L’Europe adoucit le sort de ses créanciers privés avec le Mécanisme européen de stabilité

Dans quelle mesure les investisseurs privés (banquiers, assureurs…) doivent-ils être mis à contribution lorsqu’un État européen est soutenu par de l’argent public ? La réponse apportée par le traité du Mécanisme européen de stabilité (MES) signé en juillet 2011 vient d’être modifiée. La version n° 2 du traité est plus clémente pour ces porteurs d’obligations souveraines.

L'auteur

    • Chef d’Unité « Etablissements financiers et mécanismes de stabilité » à la Direction Générale des Affaires Economiques et Financières
      Commission Européenne

Revue de l'article

Cet article est extrait de
Banque & Stratégie n°300

les stress-tests sur le devant de la scène

En quoi le nouveau traité qui donne un cadre au MES [1] est-il plus clément pour les créanciers privés que le premier ?

Deux paragraphes sur les investisseurs privés ont été supprimés.

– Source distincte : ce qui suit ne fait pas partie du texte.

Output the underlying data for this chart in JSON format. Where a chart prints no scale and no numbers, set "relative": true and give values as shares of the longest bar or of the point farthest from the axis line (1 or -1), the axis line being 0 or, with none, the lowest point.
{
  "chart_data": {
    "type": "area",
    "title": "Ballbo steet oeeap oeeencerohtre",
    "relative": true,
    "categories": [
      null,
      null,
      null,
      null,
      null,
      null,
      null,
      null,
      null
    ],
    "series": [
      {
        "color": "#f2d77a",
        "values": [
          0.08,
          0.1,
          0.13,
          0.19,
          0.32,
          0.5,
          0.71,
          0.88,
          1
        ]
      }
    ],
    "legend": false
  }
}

Ce passage établissait que, dès l’intervention du MES pour aider un pays, la soutenabilité de la dette serait étudiée. En fonction de cet examen, une implication plus ou moins forte du secteur privé [2] pouvait être envisagée. Elle aurait pu se traduire par des mesures assez légères de type « initiative de Vienne [3] » ou, dans les cas extrêmes, par des haircuts [4]. Ce passage est remplacé par un considérant disant que le MES s’en remet à la pratique du FMI.

Quelle est exactement cette pratique ?

Le FMI n’obéit pas à une règle écrite précise, il agit au cas par cas, de façon pragmatique, mais il fait généralement tout son possible pour éviter la restructuration de la dette. Quand le FMI intervient pour soutenir un pays, la mise à contribution des créanciers privés n’est envisagée qu’en dernier recours. Donc l’intervention du MES ne déclenchera pas une étude automatique de la participation des investisseurs privés, comme le traité de juillet 2011 le prévoyait. En revanche, s’il est prouvé que l’action du MES est insuffisante, alors, un PSI pourra éventuellement être mis en œuvre. Cette logique est en accord avec la pratique actuelle concernant la Grèce : les soutiens publics ne suffisent plus à garantir la soutenabilité de la dette, donc les créanciers privés sont sollicités. C’est la méthode qui prévaut au plan international : la restructuration de la dette est pour tout État l'option ultime quand l'assistance financière ne suffit plus. Les États membres de la zone euro ne présentent aucune spécificité à cet égard concernant le traitement de leurs créanciers privés.

Le MES sera-t-il un créancier senior ?

Quand le MES poursuivra une action déjà engagée, il sera l’égal des autres créanciers. Ce sera le cas s’il prend la suite du programme engagé en Grèce ou celle du FESF qui agit aujourd’hui en Irlande et au Portugal. En revanche, quand il initiera un nouveau plan d’assistance financière, il bénéficiera d’une séniorité.

L’introduction de CAC [5] dans toutes les obligations européennes est-elle toujours prévue pour juillet 2012, en même temps que le lancement du MES ?

La mise en place des CAC est complexe et dans de nombreux États, elle suppose une modification des lois. Un report de quelques mois a donc été décidé et elles apparaîtront le 1er janvier 2013.

Propos recueillis par Sophie Gauvent

[1] Mécanisme public pour aider les pays européens en difficulté. Il est destiné à remplacer le FESF (Fonds européen de stabilité financière).

[2] En anglais PSI (Private Sector Involvment), NDLR.

[3] L’initiative de Vienne fait référence à des accords en vertu desquels les investisseurs privés maintiennent volontairement leur exposition, en ne cédant pas les titres obligataires en leur possession et en les renouvelant quand ils arrivent à échéance.

[4] Dans le cas d’un hair cut, la créance est restructurée, et donc amputée, dans des proportions variables.

[5] Les Clauses d’actions collectives (CAC) apportent un cadre à une éventuelle restructuration de la dette ; par exemple, elles fixent le pourcentage de créanciers qui votent les conditions de la restructuration. Cela permet de ne pas avoir à rechercher l’unanimité des créanciers.